Ms. Merkel gave Germany plenty of warning that she would not run in 2021. She made her plans clear in 2018, after leading the country through a migrant crisis in 2015 and 2016 and the eurozone meltdown in 2009.

Germany has changed under Ms. Merkel’s steady leadership — becoming an economic powerhouse, a home to more than a million migrants and a place where gay marriage is legal. Nearly 60 percent of voters are age 50 or older; younger voters have made their voices heard, mainly on the issue of climate change, but those under 39 make up less than 30 percent of the electorate.
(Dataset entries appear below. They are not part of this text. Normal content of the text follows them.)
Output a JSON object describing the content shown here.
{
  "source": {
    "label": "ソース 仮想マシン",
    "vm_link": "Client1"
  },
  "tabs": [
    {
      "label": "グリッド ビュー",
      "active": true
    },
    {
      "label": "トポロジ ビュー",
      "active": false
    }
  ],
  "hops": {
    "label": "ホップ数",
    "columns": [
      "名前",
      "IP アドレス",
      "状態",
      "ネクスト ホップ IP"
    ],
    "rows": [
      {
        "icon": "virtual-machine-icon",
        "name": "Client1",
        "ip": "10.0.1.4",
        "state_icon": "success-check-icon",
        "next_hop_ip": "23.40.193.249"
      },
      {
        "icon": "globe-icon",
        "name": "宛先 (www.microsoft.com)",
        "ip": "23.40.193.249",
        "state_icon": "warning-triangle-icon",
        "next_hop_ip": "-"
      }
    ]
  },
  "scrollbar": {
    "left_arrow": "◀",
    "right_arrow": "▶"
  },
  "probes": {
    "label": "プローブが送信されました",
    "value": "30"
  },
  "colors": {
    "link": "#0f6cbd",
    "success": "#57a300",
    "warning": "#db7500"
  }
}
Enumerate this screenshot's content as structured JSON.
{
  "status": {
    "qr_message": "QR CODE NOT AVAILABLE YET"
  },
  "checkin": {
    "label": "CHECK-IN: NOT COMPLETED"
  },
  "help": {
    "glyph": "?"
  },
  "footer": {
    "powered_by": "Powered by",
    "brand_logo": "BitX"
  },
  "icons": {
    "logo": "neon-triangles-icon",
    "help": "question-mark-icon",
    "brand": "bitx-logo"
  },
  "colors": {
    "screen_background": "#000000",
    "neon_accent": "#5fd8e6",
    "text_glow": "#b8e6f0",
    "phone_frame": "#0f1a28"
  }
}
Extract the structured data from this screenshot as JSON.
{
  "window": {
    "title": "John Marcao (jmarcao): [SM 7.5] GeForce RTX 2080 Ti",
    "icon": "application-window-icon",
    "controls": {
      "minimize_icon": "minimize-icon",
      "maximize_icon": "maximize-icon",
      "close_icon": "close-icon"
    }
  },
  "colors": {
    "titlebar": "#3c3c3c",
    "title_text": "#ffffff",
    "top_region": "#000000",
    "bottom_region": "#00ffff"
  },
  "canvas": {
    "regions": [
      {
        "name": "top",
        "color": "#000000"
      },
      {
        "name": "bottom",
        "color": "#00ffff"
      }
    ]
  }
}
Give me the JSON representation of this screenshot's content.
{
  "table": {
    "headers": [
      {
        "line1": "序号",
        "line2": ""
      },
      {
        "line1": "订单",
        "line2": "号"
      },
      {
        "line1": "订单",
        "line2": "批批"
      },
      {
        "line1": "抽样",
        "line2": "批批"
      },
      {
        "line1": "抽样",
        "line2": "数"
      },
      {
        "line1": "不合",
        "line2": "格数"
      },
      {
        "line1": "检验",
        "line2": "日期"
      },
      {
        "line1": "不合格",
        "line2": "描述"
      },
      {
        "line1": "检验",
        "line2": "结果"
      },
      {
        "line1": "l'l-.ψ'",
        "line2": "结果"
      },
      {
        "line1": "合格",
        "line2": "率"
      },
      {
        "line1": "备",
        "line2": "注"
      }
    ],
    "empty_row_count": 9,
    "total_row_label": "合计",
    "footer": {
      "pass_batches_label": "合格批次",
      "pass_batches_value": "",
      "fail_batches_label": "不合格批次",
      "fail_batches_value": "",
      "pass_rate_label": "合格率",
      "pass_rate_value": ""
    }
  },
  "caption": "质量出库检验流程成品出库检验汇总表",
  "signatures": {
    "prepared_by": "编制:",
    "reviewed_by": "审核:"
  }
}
The results of this election matter not only to Germany, but also to Europe and to the rest of the world. Ms. Merkel has been praised for her crisis management but criticized for lacking long-term vision. The next chancellor will have to steer Germany the rest of the way through the pandemic; shape its future relationships with the United States, Russia and China; figure out what to do about the country’s antiquated digital systems; and guide the country to the green future that it has promised its youth.

Ms. Merkel leaves as the longest-serving leader in the European Union, a power vacuum that President Emmanuel Macron of France may try to fill.

Most polling has put the Social Democrats, the junior partner in the German government ahead, but in the final days, the race has narrowed. The new government could take weeks or even months to emerge.